The crowd moved back and forth, between campus and downtown.
Student Corey Stubbs wasn’t quite sure what the rally was about.
“I know I was here earlier and there was a mix of some people pro-Paterno and against Paterno. I think it’s more about coming together regardless of what you think.”
Lt. M.J. Argiro, of the State College police, was stationed at Beaver Avenue and Locust Lane.
“We’re just gathering here to make sure no property or people are damaged or hurt,” he said. “We don’t know what they’re celebrating. If they want to celebrate, go to the game on Saturday. But we’re just trying to make sure everyone’s safe, and we’re willing to wait here until they leave.”
Events leading up to the rally began when university officials announced to a horde of waiting media that Paterno’s weekly press
conference was canceled, and reports began to increase of calls for his resignation.
Between 200 and 300 students gathered outside Joe Paterno’s home at about 6 p.m. Tuesday, chanting “We love you” and “Beat Nebraska,” and forming a human wall to block reporters from the head football coach.
“Go home, media,” several shouted during a rally that lasted an hour-and-a-half and was alternately tense, celebratory and emotional.
At one point, Paterno talked to the students through a window.
“We’re always going to be Penn State,” he told them. “I’m proud of you. I’ve always been proud of you. Beat Nebraska.”
“I think they should stop making him a scapegoat,” said 18-year-old Kimberly Neal. “He’s the face of our university, and I don’t think he’s done anything but make a good name for our university.”
With State College police working to keep order, the crowd grew, with students chanting the coach’s name and “We are Penn State.” Sasha Mathews held a sign comparing JoePa to Jesus.
“I think everyone should back off,” Mathews said. “It’s not our place to judge.”
Added 18-year-old Sean McCrea: “We should wait ’til the investigation’s done before we jump to any conclusions.”
At about 6 p.m., Paterno’s son, Scott, greeted the students.
“Say a prayer,” he told them, “and then please, feel free to cheer, feel free to show your support, but let’s remember ... to show support for the victims first.”
When Paterno’s van arrived, journalists and students swarmed around it before it got into the driveway.
“Hold them back,” some students yelled, as others pushed camera-wielding journalists away from the coach.
Paterno made it inside, but talked to students through a window.
Then he came out and was surrounded by the crowd.
“I’ve lived for this place.
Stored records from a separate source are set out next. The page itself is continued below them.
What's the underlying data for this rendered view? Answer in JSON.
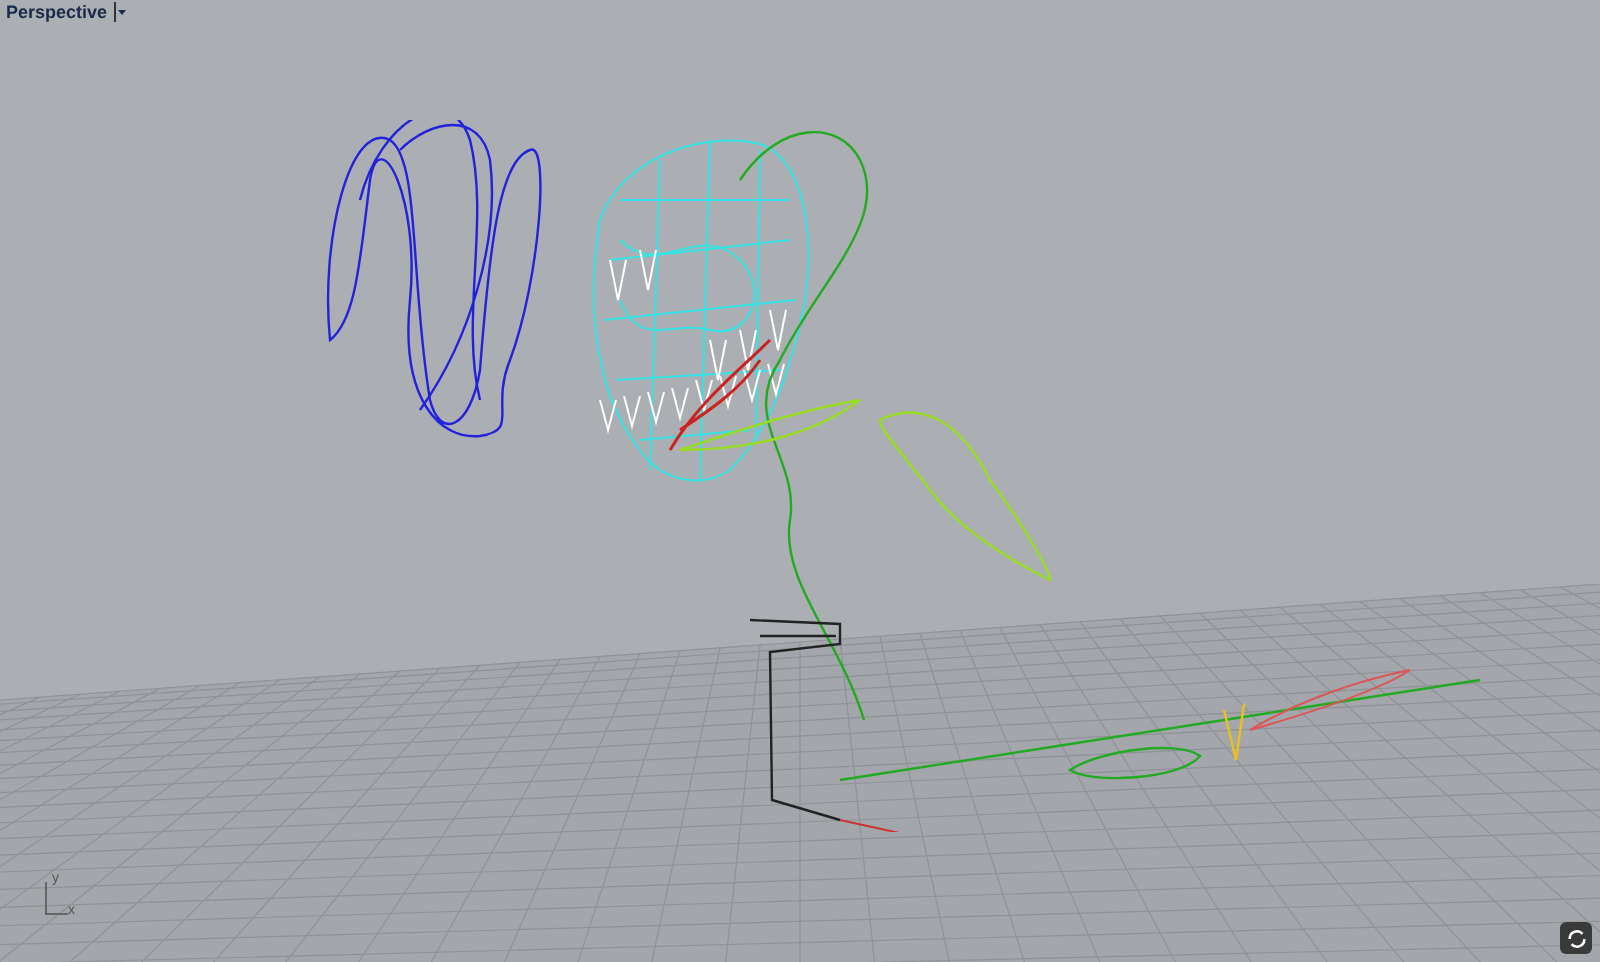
{
  "viewport": {
    "title": "Perspective"
  },
  "axis_labels": [
    "y",
    "x"
  ]
}
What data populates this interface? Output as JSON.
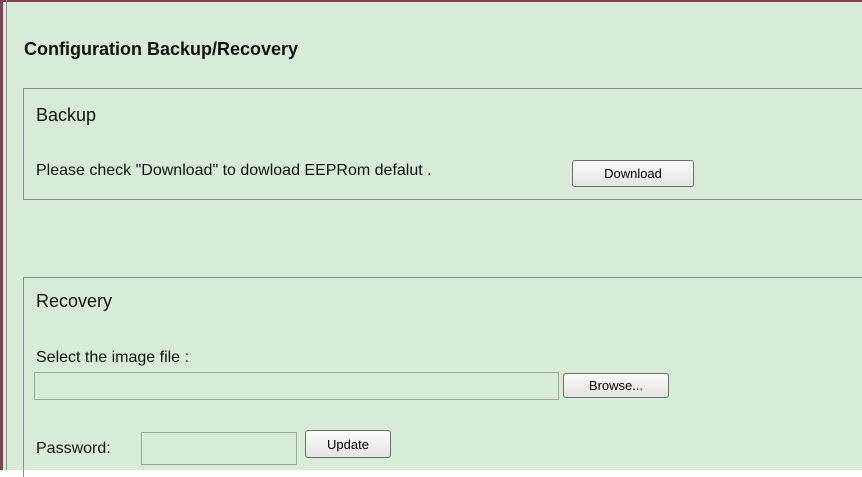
{
  "page": {
    "title": "Configuration Backup/Recovery"
  },
  "backup": {
    "heading": "Backup",
    "instruction": "Please check \"Download\" to dowload EEPRom defalut .",
    "download_label": "Download"
  },
  "recovery": {
    "heading": "Recovery",
    "file_label": "Select the image file :",
    "file_value": "",
    "browse_label": "Browse...",
    "password_label": "Password:",
    "password_value": "",
    "update_label": "Update"
  }
}
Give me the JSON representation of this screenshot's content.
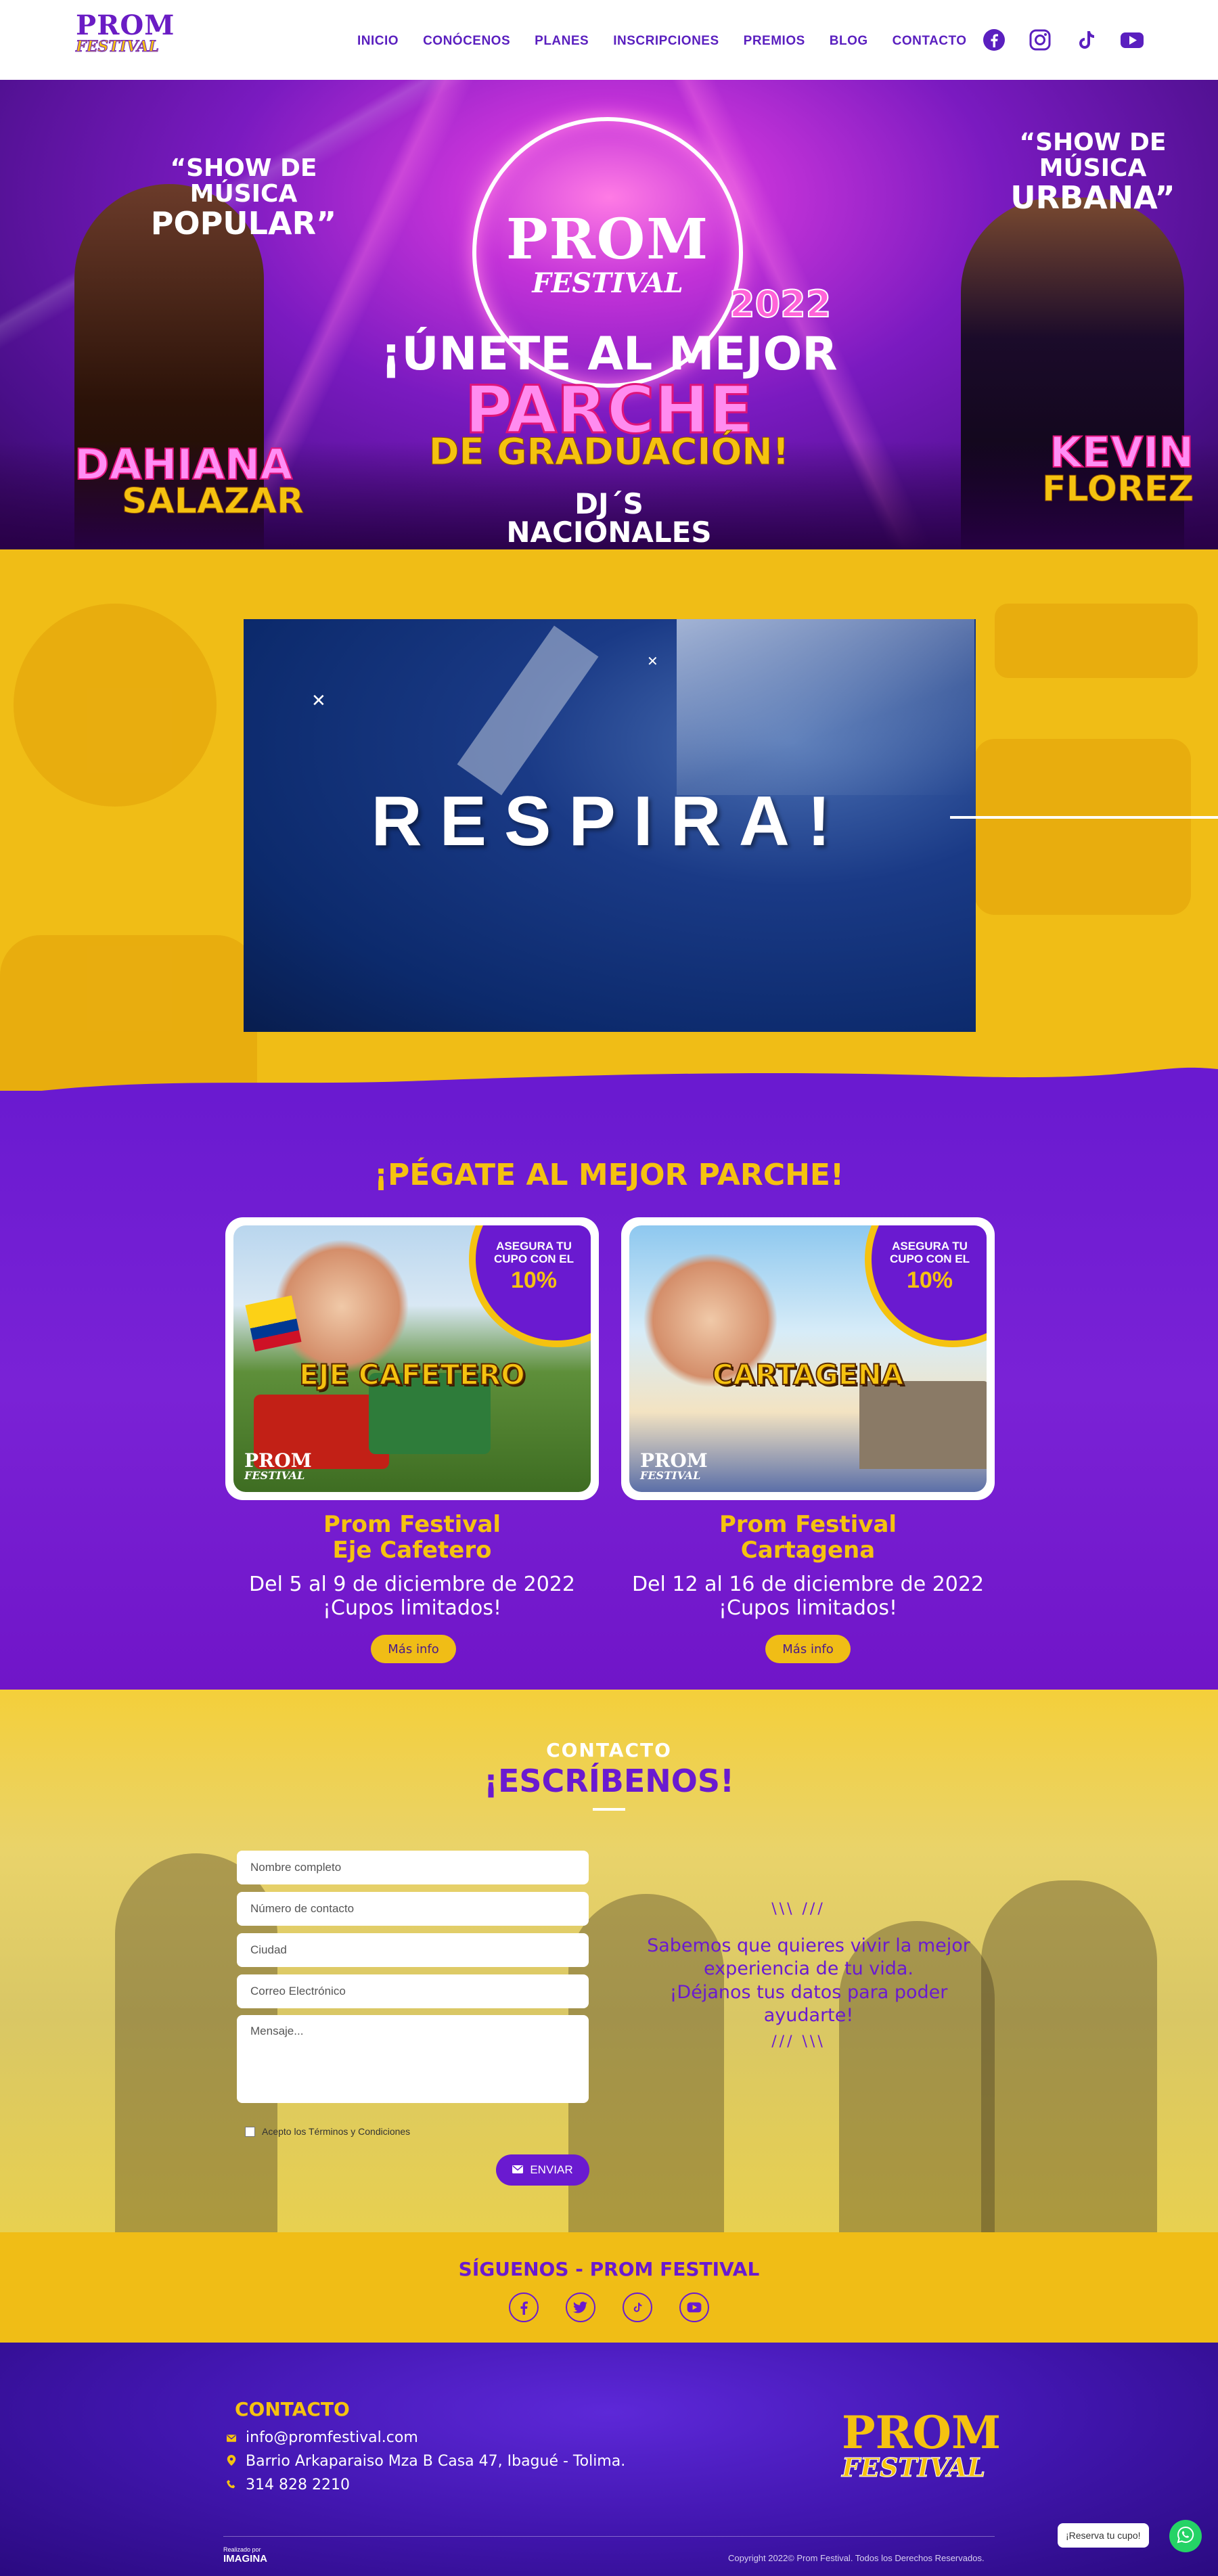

I’ve lived for people like you guys and girls,” Paterno said. “It’s hard for me to say how much this means.”
“As you know, the kids that were the victims, I think we ought to say a prayer for them.”
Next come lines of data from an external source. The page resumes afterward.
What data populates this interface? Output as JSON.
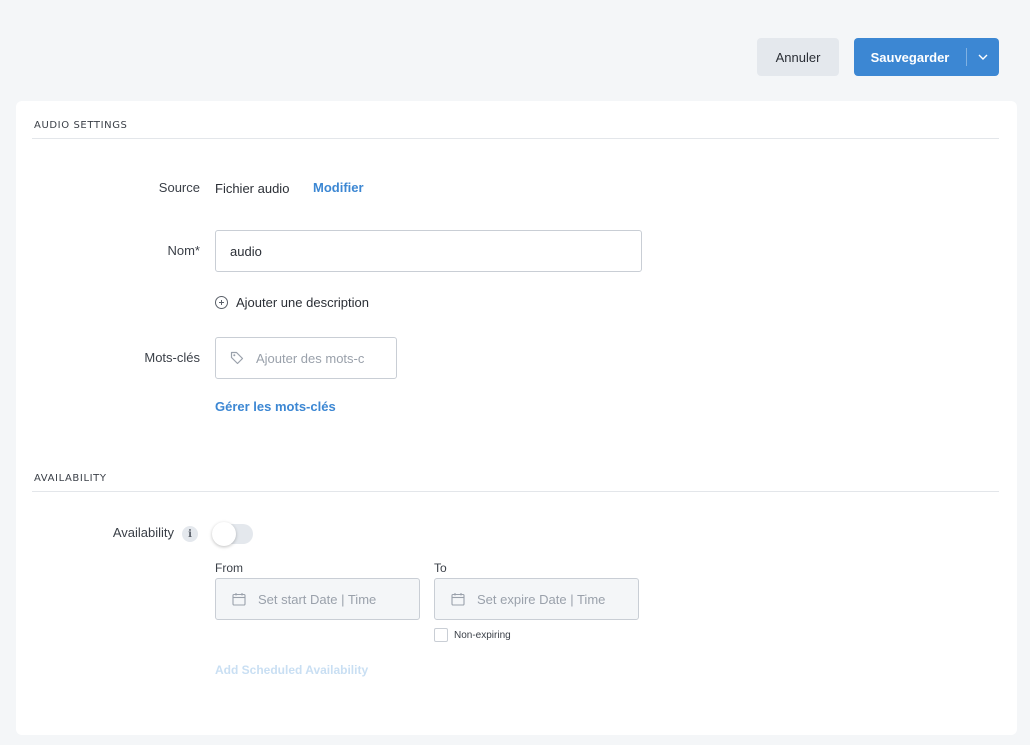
{
  "toolbar": {
    "cancel_label": "Annuler",
    "save_label": "Sauvegarder"
  },
  "audio_settings": {
    "section_title": "AUDIO SETTINGS",
    "source_label": "Source",
    "source_value": "Fichier audio",
    "modify_link": "Modifier",
    "name_label": "Nom*",
    "name_value": "audio",
    "add_description": "Ajouter une description",
    "keywords_label": "Mots-clés",
    "keywords_placeholder": "Ajouter des mots-c",
    "manage_keywords_link": "Gérer les mots-clés"
  },
  "availability": {
    "section_title": "AVAILABILITY",
    "availability_label": "Availability",
    "info_icon": "i",
    "toggle_on": false,
    "from_label": "From",
    "to_label": "To",
    "start_placeholder": "Set start Date | Time",
    "expire_placeholder": "Set expire Date | Time",
    "non_expiring_label": "Non-expiring",
    "add_scheduled_link": "Add Scheduled Availability"
  },
  "colors": {
    "accent": "#3c87d3",
    "background": "#f4f6f8",
    "card": "#ffffff"
  }
}
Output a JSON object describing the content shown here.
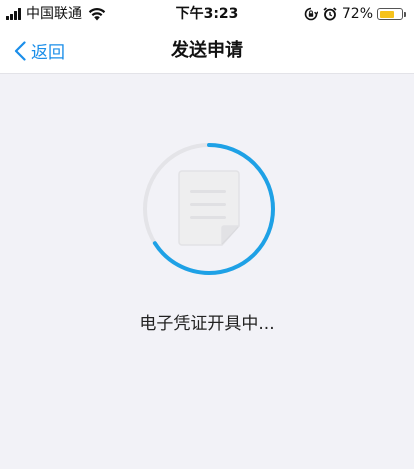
{
  "status_bar": {
    "carrier": "中国联通",
    "time": "下午3:23",
    "battery_percent": "72%",
    "battery_level": 0.72,
    "icons": [
      "signal-icon",
      "wifi-icon",
      "lock-rotation-icon",
      "alarm-icon",
      "battery-icon"
    ]
  },
  "nav": {
    "back_label": "返回",
    "title": "发送申请",
    "accent_color": "#1a8ee9"
  },
  "main": {
    "status_text": "电子凭证开具中...",
    "progress": 0.66,
    "ring_color": "#1ea1e6",
    "track_color": "#e4e4e8",
    "icon": "document-icon"
  }
}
Asked if he was still the coach, Paterno didn’t answer but a young woman who stood with her arm around him replied: “Now is not the time.”
Despite the chants and cheers, students in the crowd had mixed and sometimes conflicting views about how top administrators, including Paterno, handled both the initial child abuse allegations and the recent arrests.
“Obviously, JoePa should have done more,” said Eliza Crawford, 19. But she also said “that shouldn’t be a reason for him to be fired.”
Kathryn Keydash, 20, said she supported Paterno “100 percent” but was angered by Graham Spanier’s statement Saturday of “unconditional support” for Tim Curley and Gary Schultz.
“I did not respect him at all for that,” Keydash said.
The rallies continued, moving to Old Main where more than 100 students gathered, and taking place at the Paterno statue outside beaver Stadium, until the number of students, shouting their support for Paterno, began to build again downtown.
Paterno “is the heart of Penn State,” junior Kacie Latchford said. “He did everything he was supposed to do.”